HS 15201 Martin Luther und die Reformation 

Di 14.00-16.00 Uhr, Garystraße 55, Seminarraum 121

2017 jähren sich die 95 Thesen Martin Luthers (1483-1546) zum 500 mal. Die von ihnen ausgelöste Reformation bildet eine entscheidende Zäsur in der europäischen Geschichte. Durch sie wurde die Idee der Einheitswelt des orbis christianus, die Hoffnung auf ein weltumspannendes christliches Reich, die das mittelalterliche Denken der Christen beherrscht und geleitet hatte, zu Grabe getragen. Folge der Reformation war die Spaltung der christlichen Kirche. Der Protestantismus trennte sich vom Katholizismus und entwickelte neue Formen der Kirchenverwaltung, des Glaubens und der Liturgie. Im Seminar werden die wichtigsten (politischen) Schriften Luthers besprochen und mit Texten der anderen Reformatoren sowie der Humanisten verglichen. Zugleich wird die Entwicklung der Reformation verfolgt.

Themenplan

Literatur

HS 15320 Politische Theorie bei Jürgen Habermas

Do 14.00-16.00 Uhr, Ihnestraße 21, 21/B (Hörsaal B)
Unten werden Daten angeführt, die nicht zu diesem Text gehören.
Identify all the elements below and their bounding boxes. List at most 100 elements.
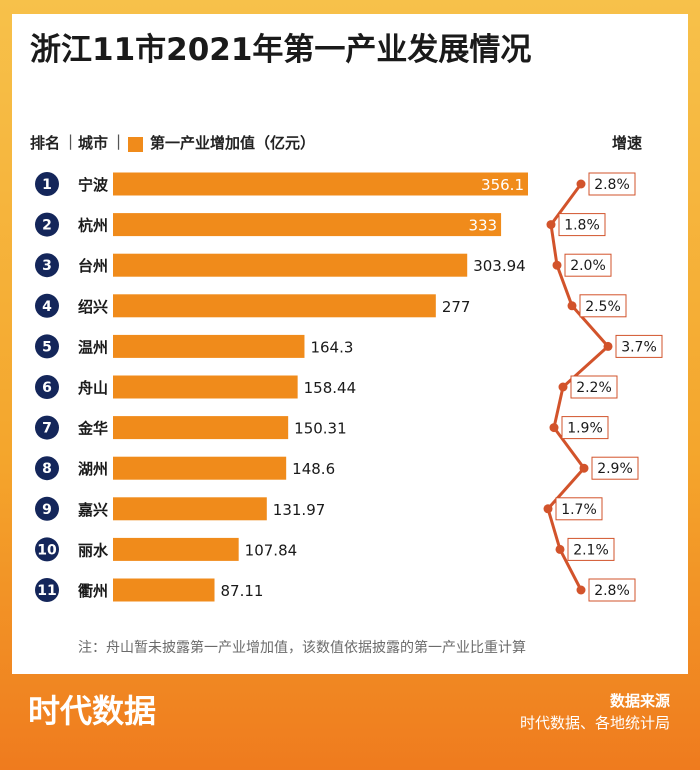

Seit dem Erscheinen seines ersten Hauptwerkes über den Strukturwandel der Öffentlichkeit (1962) hat Jürgen Habermas ein beachtliches sozialphilosophisches Werk produziert, das in der Theorie des kommunikativen Handelns (2 Bde., Frankfurt/M 1981) seinen ersten Höhepunkt und in späteren Rechts- und moralphilosophischen Werken (Erläuterungen zur Diskursethik. Frankfurt/M 1991; Faktizität und Geltung. Frankfurt/M 1992) seine Fortfüh-rung fand. Das Seminar möchte einführen in die kritische Theorie von Habermas und durch Rezeption seiner früheren und späteren Arbeiten einen Zugang bahnen zur Theorie des kommunikativen Handelns. Ferner werden seine demokratietheoretischen Arbeiten und seine jüngeren Gegenwartsdiagnosen erörtert. Folgende Themen werden dabei im Zentrum stehen: - Erkenntnis und Interesse - Theorie und Praxis der Emanzipation - Handlungs- und Rationalitätsbegriff - System und Lebenswelt - Dialektik der Rationalisierung - Rechtsstaat und Demokratie - Die Krise des Wohlfahrtsstaates und die Erschöpfung utopischer Energien - Öffentlichkeit und deliberative Politik - Die postnationale Konstellation Literatur wird zu Beginn des Semesters angegeben. Zur Einführung: J. Habermas: Einige Schwierigkeiten beim Versuch, Theorie und Praxis zu vermitteln. Einleitung zur Neuaus-gabe. In ders.: Theorie und Praxis. Frankfurt/M 1971, 9-47; Thomas McCarthy: Kritik der Verständigungsverhältnisse. Zur Theorie von Jürgen Habermas (1978). Frankfurt/M 1980; Klaus Roth: Die Theorie des kommunikativen Handelns von Jürgen Habermas. In: Peter Massing (Hg.): Gesellschaft neu verstehen. Aktuelle Gesellschaftstheorien und Zeitdiagno-sen. Schwalbach/ Ts. 1997, 24-54.

Themenplan 

Literatur

C 15426 Colloquium Ideengeschichte

Do 18.00-20.00 Uhr, Ihnestr. 22, Seminarraum UG 1

Das Colloquium bietet Studierenden und Doktorand/innen die Möglichkeit, ihre Abschlussarbeiten, Dissertationen und Forschungsprojekte aus dem Bereich der politischen Theorie und Ideengeschichte vorzustellen und zu diskutieren. Es kann auch als Forum genutzt werden, um Neuerscheinungen, die in den genannten Themenbereich fallen, gemeinsam zu erörtern.